Always run HBase administrative commands such as the HBase Shell, hbck, or bulk-load commands as the HBase user (typically hbase).
Running hbck Manually
The hbck command is located in the bin directory of the HBase install.
- With no arguments, hbck checks HBase for inconsistencies and prints OK if no inconsistencies are found, or the number of inconsistencies otherwise.
- With the -details argument, hbck checks HBase for inconsistencies and prints a detailed report.

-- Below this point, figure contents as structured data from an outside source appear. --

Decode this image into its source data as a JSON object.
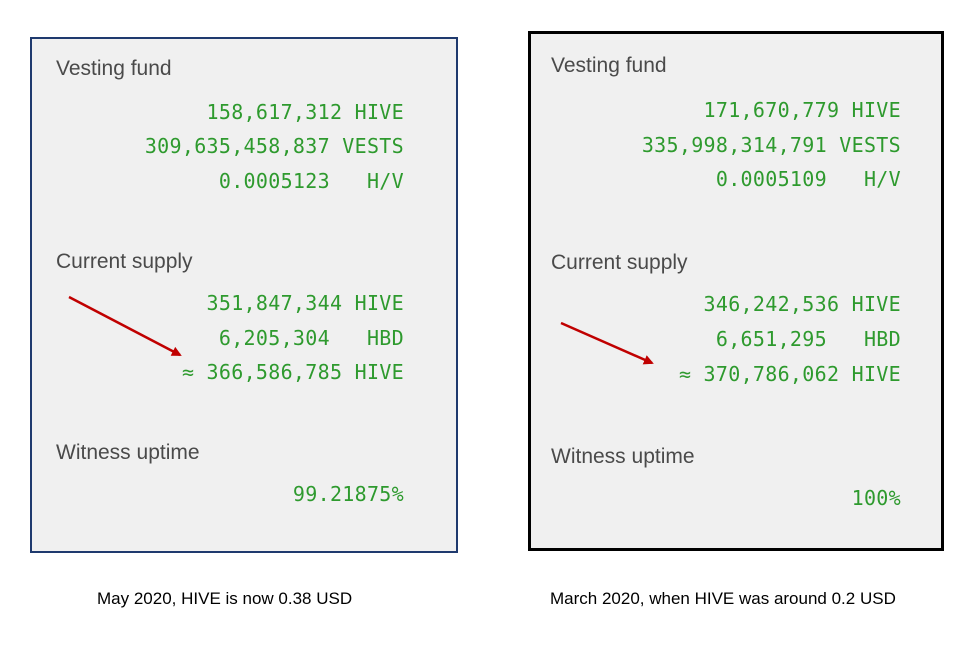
{
  "left_panel": {
    "vesting_fund_label": "Vesting fund",
    "vesting_hive": "158,617,312 HIVE",
    "vesting_vests": "309,635,458,837 VESTS",
    "hive_per_vest": "0.0005123   H/V",
    "current_supply_label": "Current supply",
    "supply_hive": "351,847,344 HIVE",
    "supply_hbd": "6,205,304   HBD",
    "supply_virtual": "≈ 366,586,785 HIVE",
    "witness_uptime_label": "Witness uptime",
    "witness_uptime": "99.21875%",
    "caption": "May 2020, HIVE is now 0.38 USD"
  },
  "right_panel": {
    "vesting_fund_label": "Vesting fund",
    "vesting_hive": "171,670,779 HIVE",
    "vesting_vests": "335,998,314,791 VESTS",
    "hive_per_vest": "0.0005109   H/V",
    "current_supply_label": "Current supply",
    "supply_hive": "346,242,536 HIVE",
    "supply_hbd": "6,651,295   HBD",
    "supply_virtual": "≈ 370,786,062 HIVE",
    "witness_uptime_label": "Witness uptime",
    "witness_uptime": "100%",
    "caption": "March 2020, when HIVE was around 0.2 USD"
  },
  "colors": {
    "value_green": "#2e9a2e",
    "label_gray": "#4a4a4a",
    "arrow_red": "#c00000",
    "panel_bg": "#f0f0f0",
    "left_border": "#1f3a6e",
    "right_border": "#000000"
  }
}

- To limit hbck to only checking specific tables, provide them as a space-separated list: hbck <table1> <table2>
- If region-level inconsistencies are found, use the -fix argument to direct hbck to try to fix them. The following sequence
of steps is followed:
- The standard check for inconsistencies is run.
- If needed, repairs are made to tables.
- If needed, repairs are made to regions. Regions are closed during repair.

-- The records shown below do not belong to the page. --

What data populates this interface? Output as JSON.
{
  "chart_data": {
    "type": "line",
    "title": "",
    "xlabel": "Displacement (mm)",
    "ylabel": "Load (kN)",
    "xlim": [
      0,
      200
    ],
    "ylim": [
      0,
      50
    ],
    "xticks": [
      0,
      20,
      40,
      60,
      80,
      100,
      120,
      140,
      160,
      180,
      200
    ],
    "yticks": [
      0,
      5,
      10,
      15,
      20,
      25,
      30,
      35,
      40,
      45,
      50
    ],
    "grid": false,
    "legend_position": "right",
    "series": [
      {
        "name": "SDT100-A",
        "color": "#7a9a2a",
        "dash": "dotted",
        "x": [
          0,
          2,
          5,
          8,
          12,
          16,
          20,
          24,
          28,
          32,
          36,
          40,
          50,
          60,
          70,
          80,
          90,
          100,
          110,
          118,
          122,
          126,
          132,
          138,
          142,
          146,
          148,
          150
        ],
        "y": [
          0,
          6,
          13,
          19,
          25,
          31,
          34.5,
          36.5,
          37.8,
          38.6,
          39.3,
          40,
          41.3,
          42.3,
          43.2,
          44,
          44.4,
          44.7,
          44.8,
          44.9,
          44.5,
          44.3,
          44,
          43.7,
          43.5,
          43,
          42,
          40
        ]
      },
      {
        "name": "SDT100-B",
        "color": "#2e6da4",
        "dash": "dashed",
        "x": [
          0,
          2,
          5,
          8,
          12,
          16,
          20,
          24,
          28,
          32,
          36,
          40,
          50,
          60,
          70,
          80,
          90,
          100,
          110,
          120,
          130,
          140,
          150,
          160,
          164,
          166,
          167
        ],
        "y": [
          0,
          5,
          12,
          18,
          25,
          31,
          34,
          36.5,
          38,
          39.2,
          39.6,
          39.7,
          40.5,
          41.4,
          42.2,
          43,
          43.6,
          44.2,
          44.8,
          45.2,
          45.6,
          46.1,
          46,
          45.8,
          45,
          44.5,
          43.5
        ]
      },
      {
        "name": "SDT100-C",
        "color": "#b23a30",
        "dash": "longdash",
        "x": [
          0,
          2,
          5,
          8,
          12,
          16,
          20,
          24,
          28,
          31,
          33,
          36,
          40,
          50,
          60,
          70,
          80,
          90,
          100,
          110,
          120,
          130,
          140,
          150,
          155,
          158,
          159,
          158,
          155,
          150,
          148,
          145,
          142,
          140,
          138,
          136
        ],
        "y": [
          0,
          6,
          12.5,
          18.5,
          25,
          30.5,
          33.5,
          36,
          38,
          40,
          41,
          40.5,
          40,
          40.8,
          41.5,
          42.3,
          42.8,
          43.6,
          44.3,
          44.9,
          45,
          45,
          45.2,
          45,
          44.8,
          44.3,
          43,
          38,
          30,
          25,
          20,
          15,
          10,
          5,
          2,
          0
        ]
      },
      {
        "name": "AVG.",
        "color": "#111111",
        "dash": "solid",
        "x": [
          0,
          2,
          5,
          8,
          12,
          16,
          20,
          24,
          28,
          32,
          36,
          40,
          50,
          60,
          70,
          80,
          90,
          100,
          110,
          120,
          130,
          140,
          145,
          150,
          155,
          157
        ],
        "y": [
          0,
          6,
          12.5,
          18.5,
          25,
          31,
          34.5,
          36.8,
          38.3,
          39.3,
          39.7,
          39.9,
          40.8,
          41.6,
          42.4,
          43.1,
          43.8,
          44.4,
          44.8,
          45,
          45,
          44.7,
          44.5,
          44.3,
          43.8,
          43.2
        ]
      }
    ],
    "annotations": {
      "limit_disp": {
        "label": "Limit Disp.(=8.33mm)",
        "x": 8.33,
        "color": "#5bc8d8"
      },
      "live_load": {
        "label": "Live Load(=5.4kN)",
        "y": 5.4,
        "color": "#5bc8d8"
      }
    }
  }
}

- You can also fix individual region-level inconsistencies separately, rather than fixing them automatically with the -fix argument.
- -fixAssignments repairs unassigned, incorrectly assigned or multiply assigned regions.
- -fixMeta removes rows from hbase:meta when their corresponding regions are not present in HDFS and adds new meta rows if regions are present in HDFS but not in hbase:meta.
- -repairHoles creates HFiles for new empty regions on the filesystem and ensures that the new regions are consistent.
- -fixHdfsOrphans repairs a region directory that is missing a region metadata file (the .regioninfo file).
- -fixHdfsOverlaps fixes overlapping regions. You can further tune this argument using the following options:
- -maxMerge <n> controls the maximum number of regions to merge.
- -sidelineBigOverlaps attempts to sideline the regions which overlap the largest number of other regions.
- -maxOverlapsToSideline <n> limits the maximum number of regions to sideline.
- To try to repair all inconsistencies and corruption at once, use the -repair option, which includes all the region and table consistency options.
For more details about the hbck command, see Appendix C of the HBase Reference Guide.